# Commutator calculus

1. Feb 28, 2014

### Berny

1. The problem statement, all variables and given/known data
|phi (n)> being eigen states of hermitian operator H ( H could be for example the hamiltonian
of anyone physical system ). The states |phi (n)> form an orthonormal discrete basis.
The operator U(m,n) is defined by:

U(m,n)= |phi(m)><phi(n)|
Calculate the commutator:
[H,U(m,n)]

( this is part of the first problem in Cohen, Tannoudji, Diu, Laloe textbook in quantum mechanics.)

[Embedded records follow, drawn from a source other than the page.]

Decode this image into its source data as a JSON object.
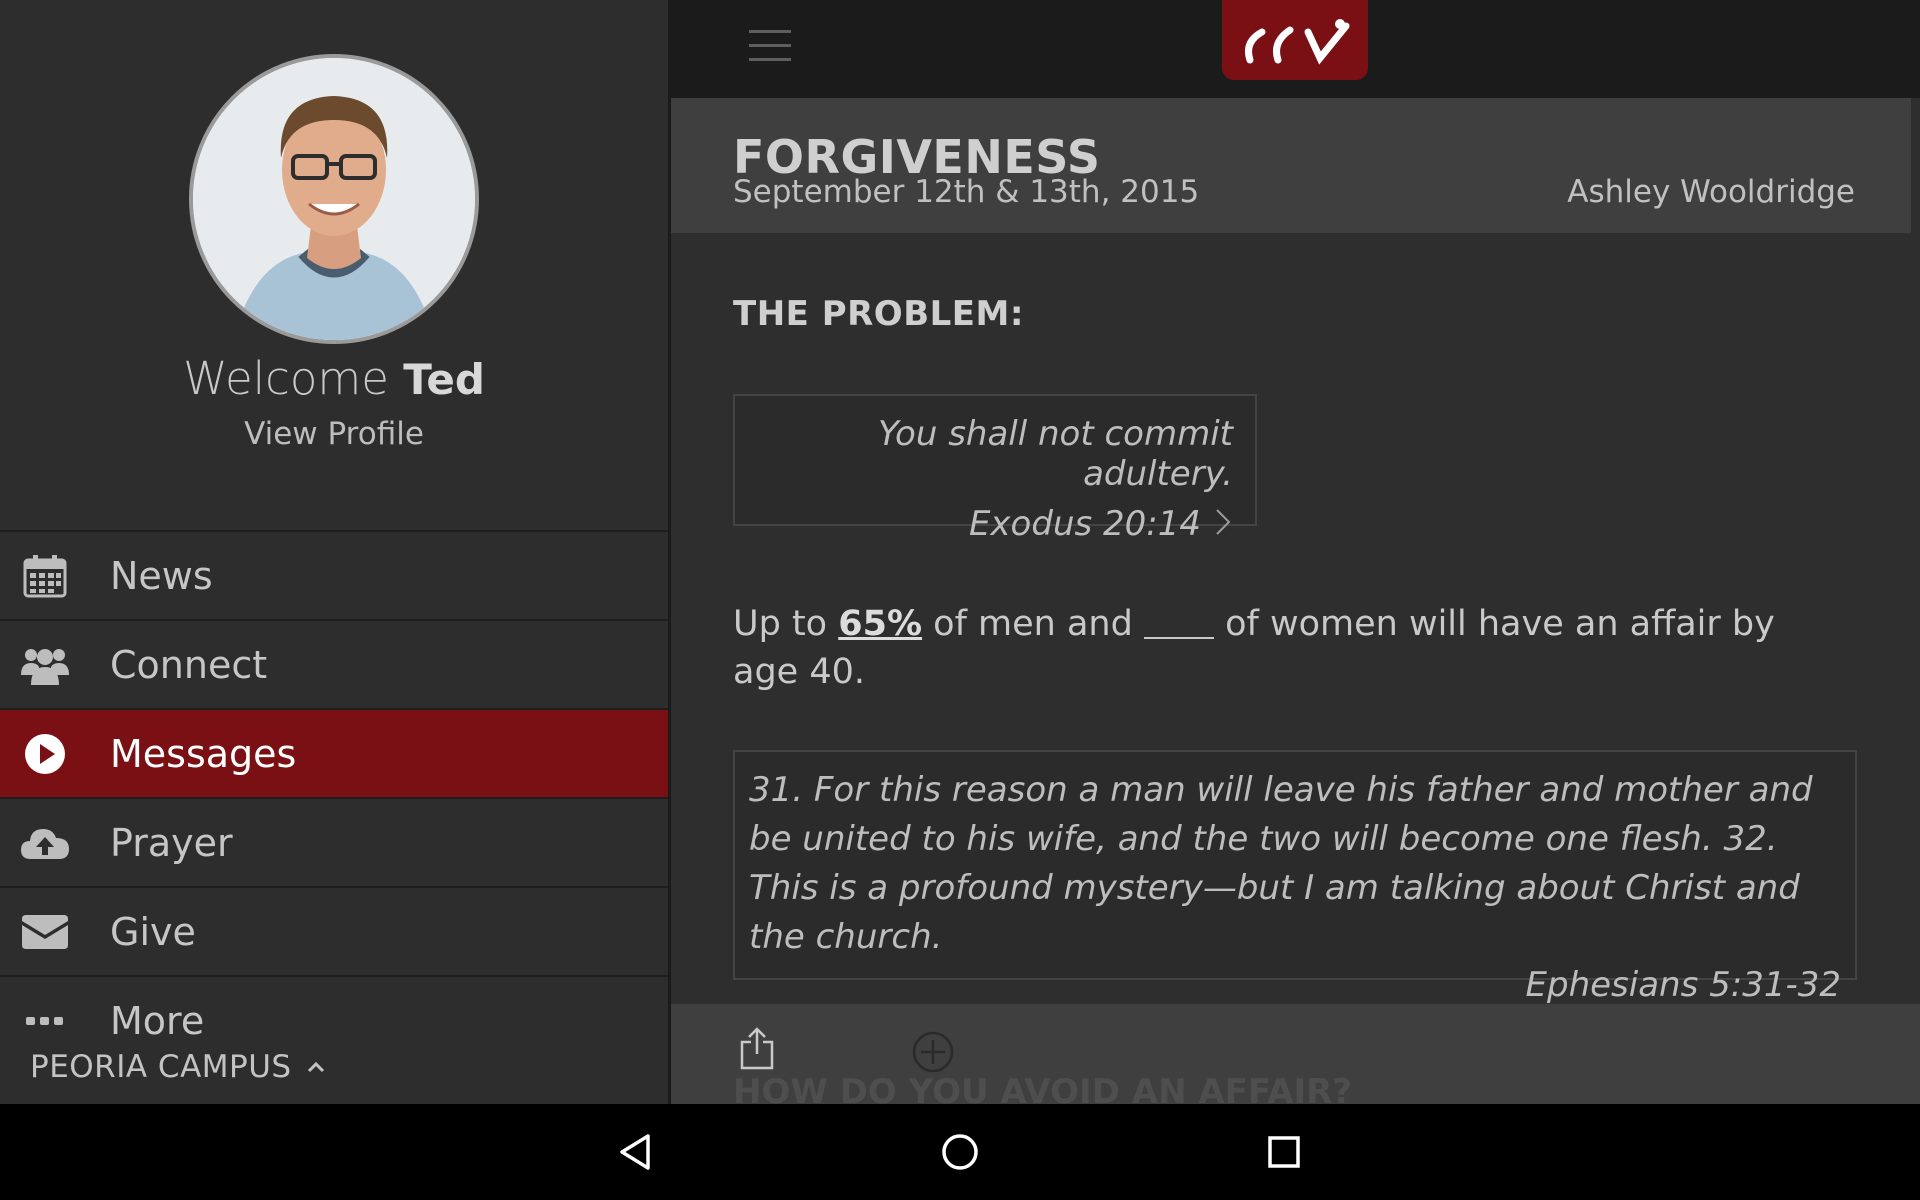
{
  "sidebar": {
    "welcome_prefix": "Welcome",
    "user_name": "Ted",
    "view_profile": "View Profile",
    "items": [
      {
        "label": "News",
        "icon": "calendar-icon"
      },
      {
        "label": "Connect",
        "icon": "group-icon"
      },
      {
        "label": "Messages",
        "icon": "play-circle-icon",
        "active": true
      },
      {
        "label": "Prayer",
        "icon": "cloud-upload-icon"
      },
      {
        "label": "Give",
        "icon": "envelope-icon"
      },
      {
        "label": "More",
        "icon": "ellipsis-icon"
      }
    ],
    "campus": "PEORIA CAMPUS"
  },
  "message": {
    "title": "FORGIVENESS",
    "date": "September 12th & 13th, 2015",
    "speaker": "Ashley Wooldridge",
    "section_heading": "THE PROBLEM:",
    "quote1": {
      "text": "You shall not commit adultery.",
      "ref": "Exodus 20:14"
    },
    "stat": {
      "prefix": "Up to",
      "highlight": "65%",
      "middle": "of men and",
      "suffix": "of women will have an affair by age 40."
    },
    "quote2": {
      "text": "31. For this reason a man will leave his father and mother and be united to his wife, and the two will become one flesh. 32. This is a profound mystery—but I am talking about Christ and the church.",
      "ref": "Ephesians 5:31-32"
    },
    "next_heading": "HOW DO YOU AVOID AN AFFAIR?"
  },
  "colors": {
    "accent": "#7a1014",
    "sidebar_bg": "#2d2d2d",
    "main_bg": "#2e2e2e",
    "topbar_bg": "#1b1b1b",
    "band_bg": "#3f3f3f"
  }
}
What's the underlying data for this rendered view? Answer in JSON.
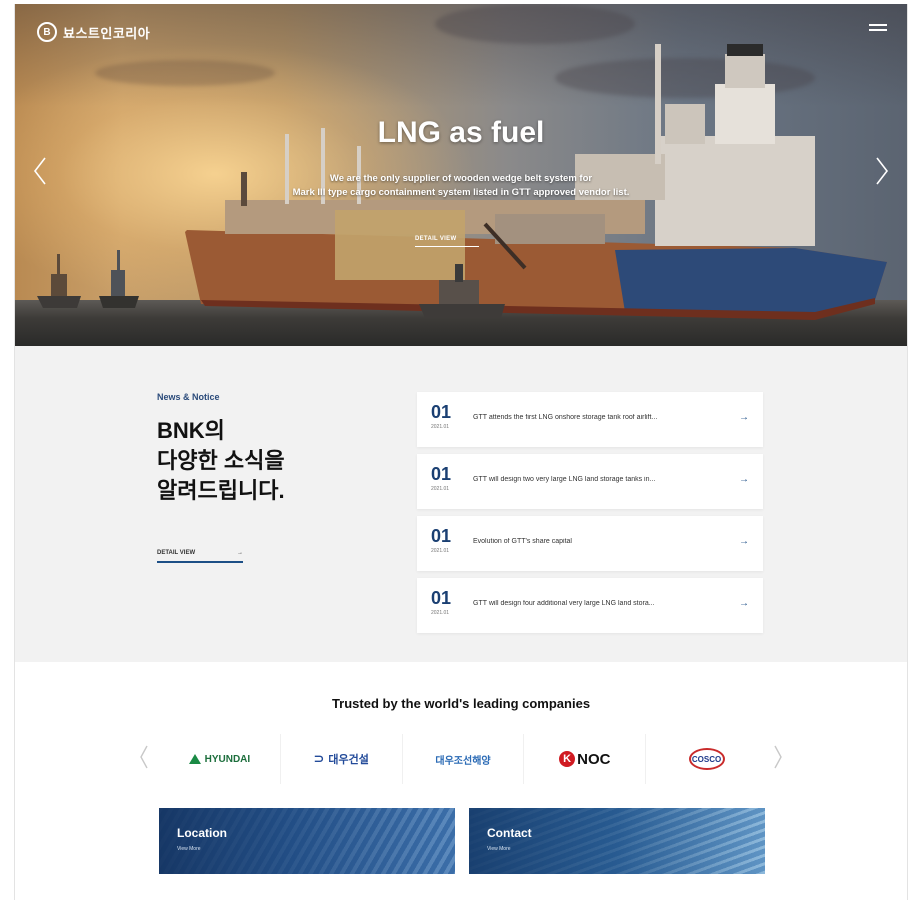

3. The attempt at a solution$\$

[HU-UH] (ψ) = H|phi(m)><phi (n)|ψ> - |phi (m)><phi(n)| H| ψ>

= <phi(n)|ψ> H |phi (m>) - |phi (m><phi(n)| <ψ | H

and then ? i did not find symbol phi.

2. Feb 28, 2014

### hilbert2

Note that the operator $H$ can be written as $H=\sum\limits_{k}E_{k}\left|\phi(k)\right>\left<\phi(k)\right|$, where the $E_{k}$ are its eigenvalues. Also, note that the vectors $\left|\phi(k)\right>$ form an orthonormal set.

3. Feb 28, 2014

### ChrisVer

you should use an eigenstate of the Hamiltonian instead of $\psi$ (if you ask how you can do that, you can expand $\psi$ as a superposition of the Hamiltonian's eigenstates)
Then in general, following correct paths you will reach the desired result/

4. Mar 1, 2014

### Berny

many thanks for help. I find a commutator value depending upon the system energy :

commutator = E(m) U(m,n) if E= E(m) and - E(n) U(m,n) if E=E(n).

in other cases it's zero.
Is this correct ?

5. Mar 1, 2014

### hilbert2

I got something like [H,U(m,n)] = (E(m)-E(n))U(m,n). The commutator does not depend on what state the quantum system is in.

6. Mar 1, 2014

### vela

Staff Emeritus
You can say that $\hat{H}\lvert \phi_m \rangle \langle \phi_n \vert \psi \rangle = \langle \phi_n \vert \psi \rangle \hat{H}\lvert \phi_m \rangle$ because $\langle \phi_n \vert \psi \rangle$ is a number, though it doesn't really help you in this case. What you can't do is say $\lvert \phi_m \rangle \langle \phi_n \lvert \hat{H} \rvert \psi \rangle$ equals $\lvert \phi_m \rangle \langle \phi_n \lvert \langle \psi \rvert \hat{H}$ because $\hat{H}\lvert \psi \rangle$ and $\langle \psi \rvert \hat{H}$ aren't the same. One's a bra; the other, a ket. You need to be a bit more precise with your notation, otherwise you're invariably going to make errors.

You have, so far,
\begin{align*}
[\hat{H},\hat{U}] &= \hat{H}\hat{U} - \hat{U}\hat{H} \\
&= \hat{H}\lvert \phi_m\rangle\langle\phi_n\rvert - \lvert \phi_m\rangle\langle\phi_n\rvert\hat{H}
\end{align*} Now in the first term, apply $\hat{H}$ to the ket $\lvert \phi_m \rangle$. What do you get? Similarly, in the second term, what do you get when $\hat{H}$ acts on the bra $\langle \phi_n \rvert$?